You are viewing a plain text version of this content. The canonical link for it is here.
Posted to dev@tika.apache.org by "Keith R. Bennett" <kb...@bbsinc.biz> on 2007/10/17 23:56:41 UTC

Fulltext Metadata Property?

All -

Do we want to remove the functionality in ParserPostProcessor that
accumulates the full text into the "fulltext" property in the Metadata?

If I understand correctly, one of the reasons for the ContentHandler
architecture was to support not reading all content into memory.  Doesn't
this read the entire parsed content into memory?  And, if the wrapped parser
does the same, and the external parser implementation (e.g. Poi) does the
same, then the maximum document size we can support becomes much smaller?

- Keith

-- 
View this message in context: http://www.nabble.com/Fulltext-Metadata-Property--tf4643633.html#a13263876
Sent from the Apache Tika - Development mailing list archive at Nabble.com.

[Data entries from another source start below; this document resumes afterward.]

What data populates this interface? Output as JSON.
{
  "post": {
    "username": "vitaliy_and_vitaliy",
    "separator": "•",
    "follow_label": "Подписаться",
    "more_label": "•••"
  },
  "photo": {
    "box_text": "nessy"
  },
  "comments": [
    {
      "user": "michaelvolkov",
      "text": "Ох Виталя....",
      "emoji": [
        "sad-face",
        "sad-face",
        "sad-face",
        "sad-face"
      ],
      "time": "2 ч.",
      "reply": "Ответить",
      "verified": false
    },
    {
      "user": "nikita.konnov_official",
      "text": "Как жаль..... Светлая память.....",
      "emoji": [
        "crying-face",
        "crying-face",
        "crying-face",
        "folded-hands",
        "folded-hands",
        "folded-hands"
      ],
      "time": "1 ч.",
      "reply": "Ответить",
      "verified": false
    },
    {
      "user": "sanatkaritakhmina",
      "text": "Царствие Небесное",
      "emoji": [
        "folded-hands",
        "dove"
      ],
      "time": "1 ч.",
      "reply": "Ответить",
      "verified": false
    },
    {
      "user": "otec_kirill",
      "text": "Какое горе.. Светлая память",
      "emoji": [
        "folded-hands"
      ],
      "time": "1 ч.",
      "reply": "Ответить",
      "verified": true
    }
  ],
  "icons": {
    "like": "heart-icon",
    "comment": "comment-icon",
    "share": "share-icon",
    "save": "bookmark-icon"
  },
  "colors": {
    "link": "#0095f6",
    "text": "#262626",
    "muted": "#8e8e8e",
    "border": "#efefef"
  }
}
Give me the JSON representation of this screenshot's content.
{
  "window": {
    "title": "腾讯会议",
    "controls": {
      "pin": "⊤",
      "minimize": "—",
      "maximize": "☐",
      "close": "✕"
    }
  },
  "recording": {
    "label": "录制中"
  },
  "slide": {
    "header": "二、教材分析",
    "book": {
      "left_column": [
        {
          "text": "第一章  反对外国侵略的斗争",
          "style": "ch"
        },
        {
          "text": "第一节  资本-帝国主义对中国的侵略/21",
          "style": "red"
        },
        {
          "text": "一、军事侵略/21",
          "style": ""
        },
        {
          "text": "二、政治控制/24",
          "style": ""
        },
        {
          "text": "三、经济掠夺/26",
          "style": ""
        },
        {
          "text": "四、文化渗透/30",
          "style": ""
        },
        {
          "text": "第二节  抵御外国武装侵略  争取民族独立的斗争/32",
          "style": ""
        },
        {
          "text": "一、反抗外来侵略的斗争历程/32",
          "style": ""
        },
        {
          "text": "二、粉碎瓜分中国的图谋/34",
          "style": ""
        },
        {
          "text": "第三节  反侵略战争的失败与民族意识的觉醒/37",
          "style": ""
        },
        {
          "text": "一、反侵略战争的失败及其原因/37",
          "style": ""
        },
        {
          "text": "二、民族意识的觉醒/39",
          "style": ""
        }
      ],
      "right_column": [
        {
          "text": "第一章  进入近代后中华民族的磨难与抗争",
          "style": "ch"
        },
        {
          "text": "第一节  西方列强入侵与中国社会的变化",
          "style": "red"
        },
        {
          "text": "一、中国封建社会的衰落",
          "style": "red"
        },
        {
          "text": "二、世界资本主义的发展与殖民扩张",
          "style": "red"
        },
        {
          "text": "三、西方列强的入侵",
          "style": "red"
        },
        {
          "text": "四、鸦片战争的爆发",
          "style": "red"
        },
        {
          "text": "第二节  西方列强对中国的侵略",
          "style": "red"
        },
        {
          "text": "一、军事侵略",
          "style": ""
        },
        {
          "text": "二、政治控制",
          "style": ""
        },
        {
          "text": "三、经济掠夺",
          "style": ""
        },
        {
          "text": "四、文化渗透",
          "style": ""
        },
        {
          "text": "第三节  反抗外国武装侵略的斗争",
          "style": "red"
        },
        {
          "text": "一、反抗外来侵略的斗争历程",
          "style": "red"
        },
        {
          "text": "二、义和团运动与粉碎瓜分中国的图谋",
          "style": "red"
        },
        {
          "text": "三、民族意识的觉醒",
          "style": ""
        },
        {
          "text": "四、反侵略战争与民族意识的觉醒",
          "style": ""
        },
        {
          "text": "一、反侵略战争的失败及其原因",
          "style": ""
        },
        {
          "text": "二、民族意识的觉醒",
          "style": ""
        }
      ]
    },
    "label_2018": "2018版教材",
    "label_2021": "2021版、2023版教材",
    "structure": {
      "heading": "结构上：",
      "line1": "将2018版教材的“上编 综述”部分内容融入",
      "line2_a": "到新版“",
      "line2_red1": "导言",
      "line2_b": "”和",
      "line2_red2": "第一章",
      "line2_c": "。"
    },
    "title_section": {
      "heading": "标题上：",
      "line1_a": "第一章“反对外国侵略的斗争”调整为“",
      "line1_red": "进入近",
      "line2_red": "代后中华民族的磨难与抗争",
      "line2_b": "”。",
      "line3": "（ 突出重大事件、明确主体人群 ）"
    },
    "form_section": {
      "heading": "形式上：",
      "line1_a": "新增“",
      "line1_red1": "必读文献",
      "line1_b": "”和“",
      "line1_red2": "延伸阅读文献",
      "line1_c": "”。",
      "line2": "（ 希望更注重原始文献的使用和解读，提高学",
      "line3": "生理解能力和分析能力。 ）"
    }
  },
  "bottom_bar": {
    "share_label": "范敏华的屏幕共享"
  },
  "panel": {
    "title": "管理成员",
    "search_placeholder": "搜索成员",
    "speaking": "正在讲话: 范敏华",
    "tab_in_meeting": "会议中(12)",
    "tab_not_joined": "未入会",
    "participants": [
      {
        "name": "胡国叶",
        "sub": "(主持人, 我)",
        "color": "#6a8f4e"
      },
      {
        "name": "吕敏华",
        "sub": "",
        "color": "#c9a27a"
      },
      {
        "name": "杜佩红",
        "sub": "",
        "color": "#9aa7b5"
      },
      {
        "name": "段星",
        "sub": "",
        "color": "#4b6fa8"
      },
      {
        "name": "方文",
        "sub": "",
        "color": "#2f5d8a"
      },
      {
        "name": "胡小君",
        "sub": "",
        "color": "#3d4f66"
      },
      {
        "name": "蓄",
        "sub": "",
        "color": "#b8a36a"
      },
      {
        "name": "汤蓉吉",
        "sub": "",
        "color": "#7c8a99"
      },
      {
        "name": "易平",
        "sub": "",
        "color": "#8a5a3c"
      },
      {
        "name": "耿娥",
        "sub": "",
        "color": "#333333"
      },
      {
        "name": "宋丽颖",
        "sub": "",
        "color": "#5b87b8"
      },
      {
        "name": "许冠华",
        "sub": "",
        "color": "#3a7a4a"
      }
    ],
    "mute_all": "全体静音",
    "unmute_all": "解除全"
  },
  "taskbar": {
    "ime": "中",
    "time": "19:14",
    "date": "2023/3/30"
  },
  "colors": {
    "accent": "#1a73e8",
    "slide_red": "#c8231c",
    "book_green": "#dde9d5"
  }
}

Re: Fulltext Metadata Property?

Posted by Jukka Zitting <ju...@gmail.com>.
Hi,

On 10/23/07, Keith R. Bennett <kb...@bbsinc.biz> wrote:
> The ParserPostProcessor creates a TeeHandler that sends output to the
> caller's handler and, in addition, its own WriteOutContentHandler.  So, if I
> understand correctly, if the caller's handler is also using a
> WriteOutContentHandler or equivalent, then the full text is being saved in
> two StringWriter's, no?

Sure, but why would the caller use a WriteOutContentHandler, if she
already uses ParserPostProcessor and can get the fulltext string from
metadata.get("fulltext")?

BR,

Jukka Zitting

Re: Fulltext Metadata Property?

Posted by "Keith R. Bennett" <kb...@bbsinc.biz>.
Jukka -

The ParserPostProcessor creates a TeeHandler that sends output to the
caller's handler and, in addition, its own WriteOutContentHandler.  So, if I
understand correctly, if the caller's handler is also using a
WriteOutContentHandler or equivalent, then the full text is being saved in
two StringWriter's, no?

Regards,
Keith




Jukka Zitting wrote:
> 
> Hi,
> 
> On 10/22/07, Keith R. Bennett <kb...@bbsinc.biz> wrote:
>> I was thinking that as a ContentHandler, the user could choose to place
>> all
>> the data in memory, and there would be a single copy of the full text.
>>
>> As the ParserPostProcessor, if I understand correctly, the user is bound
>> to
>> consume the extra memory if using the AutoDetectParser, and we are
>> probably
>> consuming twice as much memory to do so, since we would be saving the
>> full
>> text in two different string writers.
> 
> I don't quite follow you. AutoDetectParser never reads the full
> content into memory (of course unless an underlying parser does it).
> 
>> So I was thinking of moving the existing logic from the
>> ParserPostProcessor
>> to a ContentHandler implementation.
> 
> Sure, why not.
> 
> If I understand you correctly, you'd prefer something like this:
> 
>     Parser parser = ...;
>     Metadata metadata = new Metadata();
>     parser.parse(..., new FullTextContentHandler(metadata), metadata);
> 
> over:
> 
>     Parser parser = new ParserPostProcessor(...);
>     Metadata metadata = new Metadata();
>     parser.parse(..., new DefaultHandler(), metadata);
> 
> BR,
> 
> Jukka Zitting
> 
> 

-- 
View this message in context: http://www.nabble.com/Fulltext-Metadata-Property--tf4643633.html#a13352591
Sent from the Apache Tika - Development mailing list archive at Nabble.com.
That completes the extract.